The drum fish and an old negro, Ned, were the actors in the drama. Ned, fishing one day in his dug-out canoe,
"Tied his line to his ankle tight,
To be ready to haul if the fish should bite,
And seized his fiddle——"
He played:
"But slower and slower he drew the bow,
And soft grew the music sweet and low,
The lids fell wearily over the eyes,
The bow arm stopped and the melodies.
The last strain melted along the deep,
And Ned, the old fisherman, sank to sleep.
Just then a huge drum, sent hither by fate,
Caught a passing glimpse of the tempting bait. . . .
. . . . One terrible jerk of wrath and dread
From the wounded fish as away he sped
With a strength by rage made double—
And into the water went old Ned.
No time for any 'last words' to be said,
For the waves settled placidly over his head,
And his last remark was a bubble."
The children's eyes were wide. Peggy was entranced, but François was not so sure that he liked it. Brinsley's hand dropped on the little lad's shoulder as he told how the two were found
"So looped and tangled together
That their fate was involved in a dark mystery
As to which was the catcher and which the catchee . . .

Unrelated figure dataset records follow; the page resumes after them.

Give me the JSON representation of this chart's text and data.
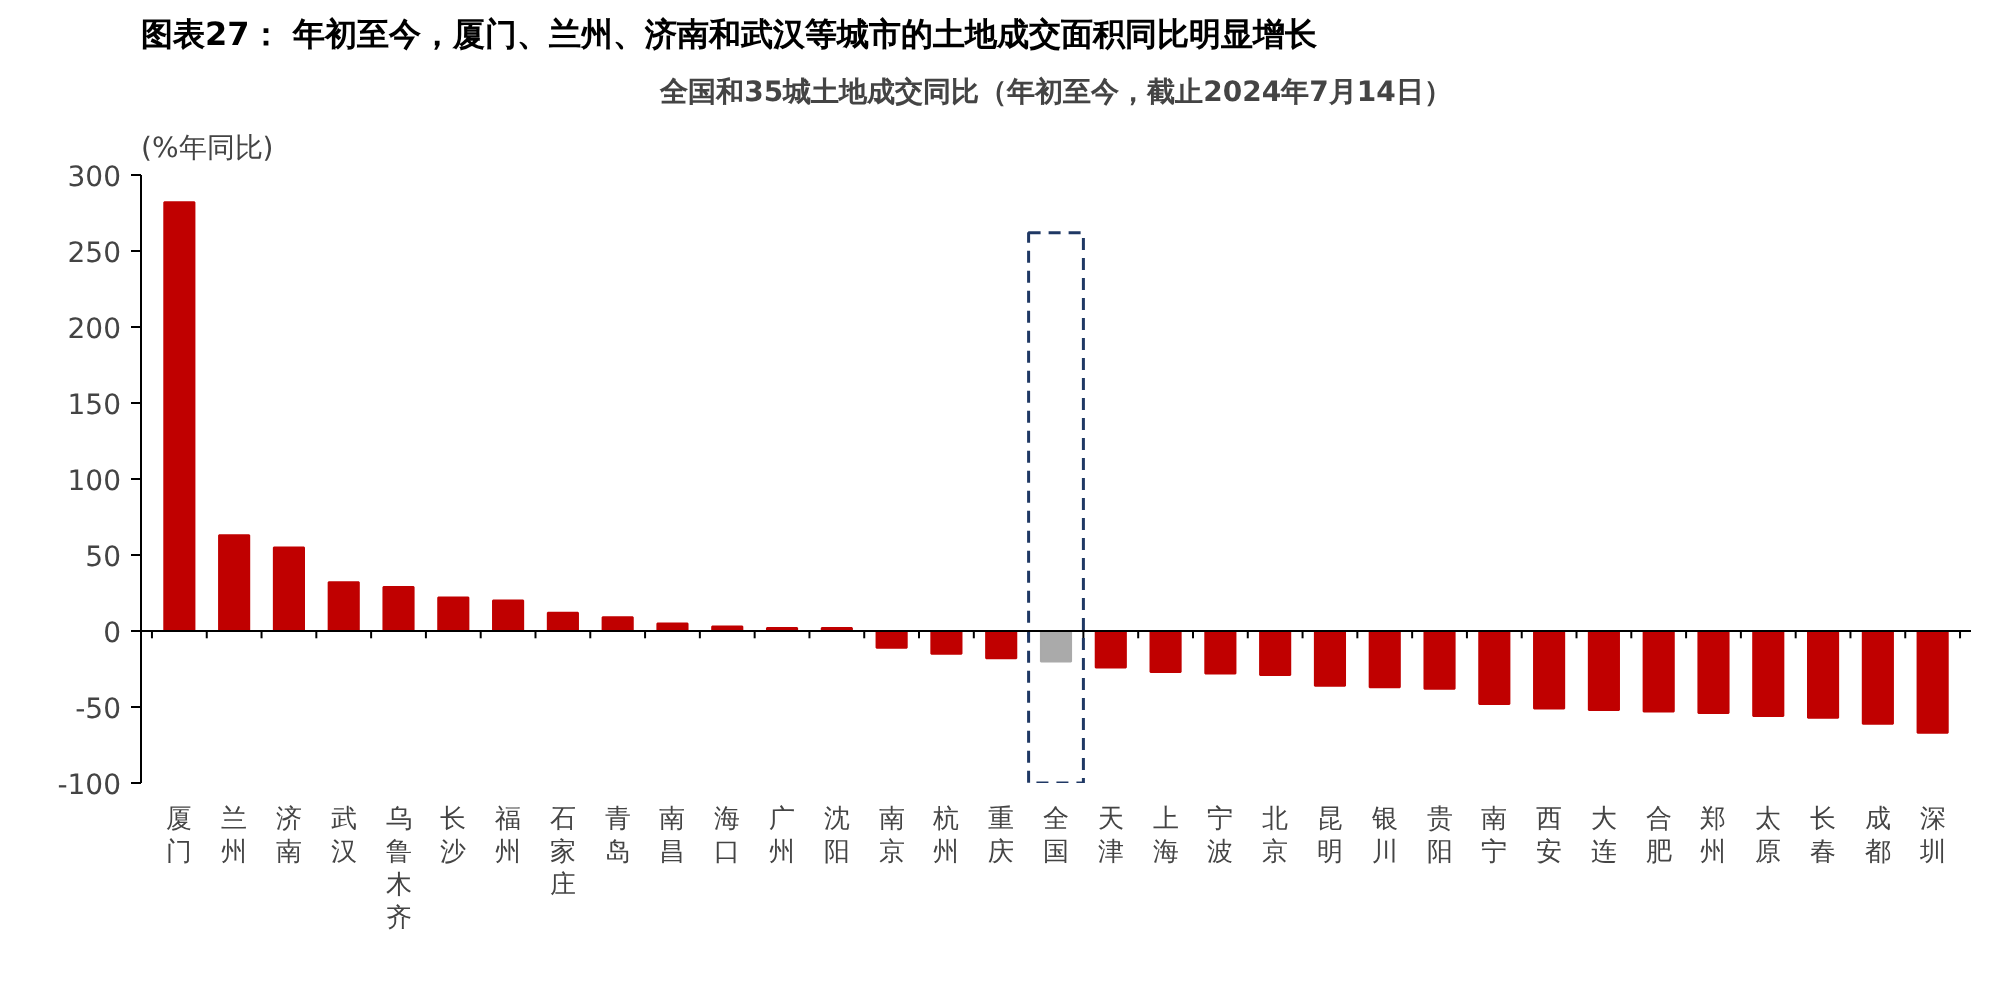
{
  "chart_data": {
    "type": "bar",
    "title": "图表27：  年初至今，厦门、兰州、济南和武汉等城市的土地成交面积同比明显增长",
    "subtitle": "全国和35城土地成交同比（年初至今，截止2024年7月14日）",
    "ylabel": "(%年同比)",
    "categories": [
      "厦门",
      "兰州",
      "济南",
      "武汉",
      "乌鲁木齐",
      "长沙",
      "福州",
      "石家庄",
      "青岛",
      "南昌",
      "海口",
      "广州",
      "沈阳",
      "南京",
      "杭州",
      "重庆",
      "全国",
      "天津",
      "上海",
      "宁波",
      "北京",
      "昆明",
      "银川",
      "贵阳",
      "南宁",
      "西安",
      "大连",
      "合肥",
      "郑州",
      "太原",
      "长春",
      "成都",
      "深圳"
    ],
    "values": [
      282,
      63,
      55,
      32,
      29,
      22,
      20,
      12,
      9,
      5,
      3,
      2,
      2,
      -11,
      -15,
      -18,
      -20,
      -24,
      -27,
      -28,
      -29,
      -36,
      -37,
      -38,
      -48,
      -51,
      -52,
      -53,
      -54,
      -56,
      -57,
      -61,
      -67
    ],
    "colors": [
      "#c00000",
      "#c00000",
      "#c00000",
      "#c00000",
      "#c00000",
      "#c00000",
      "#c00000",
      "#c00000",
      "#c00000",
      "#c00000",
      "#c00000",
      "#c00000",
      "#c00000",
      "#c00000",
      "#c00000",
      "#c00000",
      "#aaaaaa",
      "#c00000",
      "#c00000",
      "#c00000",
      "#c00000",
      "#c00000",
      "#c00000",
      "#c00000",
      "#c00000",
      "#c00000",
      "#c00000",
      "#c00000",
      "#c00000",
      "#c00000",
      "#c00000",
      "#c00000",
      "#c00000"
    ],
    "ylim": [
      -100,
      300
    ],
    "yticks": [
      -100,
      -50,
      0,
      50,
      100,
      150,
      200,
      250,
      300
    ]
  }
}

And the fishermen thought it could never be known
After all their thinking and figuring,
Whether the nigger a-fishing had gone,
Or the fish had gone out a-niggering."
There were defects in meter and rhythm, but Brinsley's sprightly delivery made these of minor importance, and the company had no criticism. François, shivering a little, admitted that he wanted to hear it again, and climbed to Brinsley's knee. The old man with his arm about him decided that to say it over would be to spoil the charm, and that anyhow the time had come to pop the corn.
To François this was a new art, but when he had followed the fascinating process through all its stages until the white grains boiled up in the popper and threatened to burst the cover, his rapture knew no bounds.
"Could I do it myself, Miss Anne?" he asked, and she let him empty the snowy kernels into a big bowl, and fill the popper for a second supply.
She bent above him, showing him how to shake it steadily.